Ten post będzie
jak szybki liść. Pełen frustracji, niczym przygniecione liście Sałatki tureckiej, które znalazłem w
produkcie garmażeryjnym firmy Julek z Poznania. Tak w ogóle to jakim trzeba
być ciołkiem, żeby na co dzień jeść takie ściśnięte, skraplające się plastikowych pudełkach sałatki? Ten wątpliwy przysmak kupiła mi Matula, która wiedząc, że całe
popołudnie spędzi u fryzjera, zaopatrzyła lodówkę w jakąś przekąskę. Bo mój prawie 23-letni syn ma dwie lewe ręce
i nie umie sobie przygotować nawet kanapki - pomyślała zapewne poczciwa
kobiecina.
A odnośnie
samej sałatki - ZDECYDOWANIE NIE POLECAM! W środku czeka na Ciebie ekonomicznie
pokrojona sałata (nie zmarnowano ani tyciego kawałeczka twardego, wewnętrznego głąba, który - słowo daję - chrzęścił między
zębami niczym zmarznięta kapusta Królika z Kubusia Puchatka), pomidor, którego wnętrze smakuje jak
przejrzały arbuz i góra dwa plastereczki ogórka dla zmylenia przeciwnika nazywane Telewizją Publiczną... tłu! Chciałem powiedzieć pokrojone na ćwiartki. Z resztą
składników chyba było w miarę okej: ostra cebulka z nieźle przyprawionym mięsem
drobiowym (za mało!) ratowały sytuację, do tego na końcu dokopałem się do
stłamszonej w kąciku kukurydzy.

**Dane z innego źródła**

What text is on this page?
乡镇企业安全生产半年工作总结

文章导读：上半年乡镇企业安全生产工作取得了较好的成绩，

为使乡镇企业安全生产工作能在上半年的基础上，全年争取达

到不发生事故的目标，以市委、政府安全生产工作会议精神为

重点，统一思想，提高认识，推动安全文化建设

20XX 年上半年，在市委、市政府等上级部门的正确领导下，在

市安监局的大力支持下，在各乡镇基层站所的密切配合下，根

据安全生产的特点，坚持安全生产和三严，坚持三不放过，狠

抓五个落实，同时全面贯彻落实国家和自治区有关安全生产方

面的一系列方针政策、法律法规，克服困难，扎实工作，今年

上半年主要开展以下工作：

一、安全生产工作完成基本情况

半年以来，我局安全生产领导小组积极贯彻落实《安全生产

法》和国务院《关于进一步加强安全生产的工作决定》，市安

Były też 2 (słownie: dwie) czarne oliwki, których osobiście nie znoszę. Ach, nie wspomniałem o małym pojemniczku sosu: jogurt
zmieszany z majonezem, odrobiną czosnku i przypraw. Jadałem gorsze sosy
czosnkowe, choć ten niczego nie urywał.
Zapomniałem
spytać Matuli ile ta delicja
kosztowała, ale raczej nie była warta swojej ceny. Trzeba takie rzeczy
przygotowywać samemu, no nie ma innej opcji. HWD Gotowym Wyrobom Cateringowym!
PS: Teraz
się boję, że firma Julek to jakieś
karki i przyjadą w pięć samochodów i mnie sklepią pod blokiem ;( Psze Panów, okoliczność łagodząca jest taka, że mam cinszki okres na
uczelni i z nerwów chciałem ścisnąć jakiegoś Prywaciorza (czyt. MŚP) w
Internecie...
Robię hajs jakbym robił
obiad to Wam powiem chłopcy:
Robię sałatę, robię sos, robię klopsy!
Robię sałatę, robię sos, robię klopsy!
~VNM,
Rozpierdol
Takie rzeczy to ja jadam, kiedy nie ma mnie w domu (czyt. siedzę w internacie i do wyboru mam ścierwo w stołówce albo takie rzeczy) i mam akurat przy sobie mało kasy :D Ogólnie nie przepadam za tego typu kulinarnymi ekscesami. Całe szczęście, że kiedy mam ogólny dostęp do gastronomicznego zaplecza, to mogę sobie cokolwiek zrobić sam, bo będąc skazanym na tego typu przekąski, daleko bym nie zaszedł :D Pozdrawiam!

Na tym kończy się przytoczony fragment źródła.